A Whatsapp message from Zazim similarly stated that, "there was a legal decision to prevent Zazim from acting in order to bring residents of Arab villages in the Negev to polling stations. However, all the volunteers that registered should arrive as they were told. The decision does not apply and cannot apply to civilian volunteers."

The Likud Party claims that dozens of drivers arrived in an organized manner to the gas station – who were prepared ahead of time with lists of voters and towns – in order to provide rides for voters . Zazim volunteers who had clearly organized the "spontaneous" event were present, according to the Likud, Globes reported.

"Excel files with thousands of records, many computers, tables, chairs and so on – and of course, dozens of drivers – arrived at the same time to the same gas station in accordance with a call that invited them to come to there. [They] were not organized by individuals or private citizens, but rather an organized array designed to bypass the head [of the Central Election Committee's] order in a sophisticated way under the guise of spontaneous organization," said the Likud Party.

On Monday, Melcer determined that Zazim is acting as an "active election body," despite not being registered as one, under the "V15 Law" limiting the involvement of foreign-funded organizations in elections.

Zazim's website calls it "a campaigning community for social and political change."

Likud, working with right-wing NGO Im Tirzu, cited e-mails Zazim sent to supporters that indicated the NGO planned to provide transportation for 15,000 Bedouin Israelis to polling stations on Election Day so that they would vote for left-wing parties.

The Zazim e-mail also described their actions ahead of the election in April, including transporting voters and sending text messages, Whatsapp messages and e-mails, which likely indicated expenses higher than allowed for an NGO not registered as an "active election body."

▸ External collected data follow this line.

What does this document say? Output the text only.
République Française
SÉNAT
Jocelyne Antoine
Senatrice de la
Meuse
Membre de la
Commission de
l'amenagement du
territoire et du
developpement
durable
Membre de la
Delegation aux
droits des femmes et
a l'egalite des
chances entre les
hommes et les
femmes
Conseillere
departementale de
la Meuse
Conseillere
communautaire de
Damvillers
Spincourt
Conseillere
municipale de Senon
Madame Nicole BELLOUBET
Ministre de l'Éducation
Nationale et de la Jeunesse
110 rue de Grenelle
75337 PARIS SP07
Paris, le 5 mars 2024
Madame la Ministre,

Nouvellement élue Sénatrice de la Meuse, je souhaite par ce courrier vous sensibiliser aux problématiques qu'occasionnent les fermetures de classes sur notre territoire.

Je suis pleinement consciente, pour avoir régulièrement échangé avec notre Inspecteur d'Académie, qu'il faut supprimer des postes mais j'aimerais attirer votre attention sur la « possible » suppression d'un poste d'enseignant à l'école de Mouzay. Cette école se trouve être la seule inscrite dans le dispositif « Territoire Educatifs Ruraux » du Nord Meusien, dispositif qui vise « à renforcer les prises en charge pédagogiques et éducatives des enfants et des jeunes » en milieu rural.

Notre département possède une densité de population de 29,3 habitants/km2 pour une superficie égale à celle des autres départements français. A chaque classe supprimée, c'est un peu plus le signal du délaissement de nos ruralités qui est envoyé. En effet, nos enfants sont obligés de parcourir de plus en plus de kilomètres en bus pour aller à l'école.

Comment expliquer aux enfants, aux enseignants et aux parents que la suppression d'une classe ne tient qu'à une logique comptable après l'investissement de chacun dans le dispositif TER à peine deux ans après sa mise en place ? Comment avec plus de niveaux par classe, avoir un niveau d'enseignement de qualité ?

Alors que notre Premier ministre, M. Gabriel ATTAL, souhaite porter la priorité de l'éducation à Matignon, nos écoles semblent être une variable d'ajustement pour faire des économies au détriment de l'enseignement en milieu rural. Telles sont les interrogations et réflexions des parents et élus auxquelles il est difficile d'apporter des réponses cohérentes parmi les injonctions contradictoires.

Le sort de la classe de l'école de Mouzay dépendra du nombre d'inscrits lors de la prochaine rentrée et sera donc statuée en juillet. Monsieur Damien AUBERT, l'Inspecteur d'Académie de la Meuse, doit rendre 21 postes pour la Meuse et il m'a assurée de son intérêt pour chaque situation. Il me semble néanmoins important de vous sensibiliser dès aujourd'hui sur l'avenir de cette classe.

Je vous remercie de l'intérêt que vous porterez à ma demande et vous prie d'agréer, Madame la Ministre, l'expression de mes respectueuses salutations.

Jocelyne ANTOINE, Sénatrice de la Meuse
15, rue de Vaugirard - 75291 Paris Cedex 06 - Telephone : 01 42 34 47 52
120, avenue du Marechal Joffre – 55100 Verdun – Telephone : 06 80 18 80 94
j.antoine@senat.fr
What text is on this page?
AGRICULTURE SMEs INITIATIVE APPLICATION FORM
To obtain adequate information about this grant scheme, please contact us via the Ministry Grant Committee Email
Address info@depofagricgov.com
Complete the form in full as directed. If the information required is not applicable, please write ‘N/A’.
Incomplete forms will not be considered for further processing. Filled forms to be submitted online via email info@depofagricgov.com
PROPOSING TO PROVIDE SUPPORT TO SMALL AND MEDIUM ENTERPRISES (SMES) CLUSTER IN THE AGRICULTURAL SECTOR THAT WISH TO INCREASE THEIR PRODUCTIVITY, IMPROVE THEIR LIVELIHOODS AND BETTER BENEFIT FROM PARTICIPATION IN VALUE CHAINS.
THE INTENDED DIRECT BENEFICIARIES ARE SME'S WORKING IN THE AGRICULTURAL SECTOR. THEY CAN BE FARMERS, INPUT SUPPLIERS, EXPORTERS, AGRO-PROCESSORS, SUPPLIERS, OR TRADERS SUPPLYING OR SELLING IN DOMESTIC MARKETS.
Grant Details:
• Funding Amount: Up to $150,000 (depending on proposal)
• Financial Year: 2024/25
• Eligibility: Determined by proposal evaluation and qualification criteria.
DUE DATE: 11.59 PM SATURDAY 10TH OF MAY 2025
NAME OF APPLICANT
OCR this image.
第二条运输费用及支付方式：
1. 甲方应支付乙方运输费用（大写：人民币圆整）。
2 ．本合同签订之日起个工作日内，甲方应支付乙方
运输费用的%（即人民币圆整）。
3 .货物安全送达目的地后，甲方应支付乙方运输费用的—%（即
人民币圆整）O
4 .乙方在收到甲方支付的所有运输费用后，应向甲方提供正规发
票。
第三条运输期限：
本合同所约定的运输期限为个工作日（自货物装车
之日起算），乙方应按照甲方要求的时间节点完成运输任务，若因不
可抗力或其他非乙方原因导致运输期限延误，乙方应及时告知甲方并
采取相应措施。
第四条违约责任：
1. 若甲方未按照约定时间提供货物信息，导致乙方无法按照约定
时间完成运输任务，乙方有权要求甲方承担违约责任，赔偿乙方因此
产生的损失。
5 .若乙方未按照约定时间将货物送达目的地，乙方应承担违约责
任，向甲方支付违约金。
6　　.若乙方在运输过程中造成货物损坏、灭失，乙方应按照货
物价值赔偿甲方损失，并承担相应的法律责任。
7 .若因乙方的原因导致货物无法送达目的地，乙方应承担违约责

On Monday, Zazim's Director-General Raluca Ganea said: "Unfortunately, the Elections Committee is helping the Likud's efforts to suppress Arab citizens' votes.

"The ruling is full of factual errors," she argued. "The ruling party's petition against a civil organization with limited resources proved to be a lawsuit for censorship purposes.”

Joint List MK Aida Touma-Sliman said the decision prevents 50,000 Bedouin citizens living in unrecognized “villages without public transportation or polling stations” from voting.

“This kind of transportation should be provided by the state, but [are] not when their votes could threaten the oppressive regime,” she said.

Lahav Harkov contributed to this report.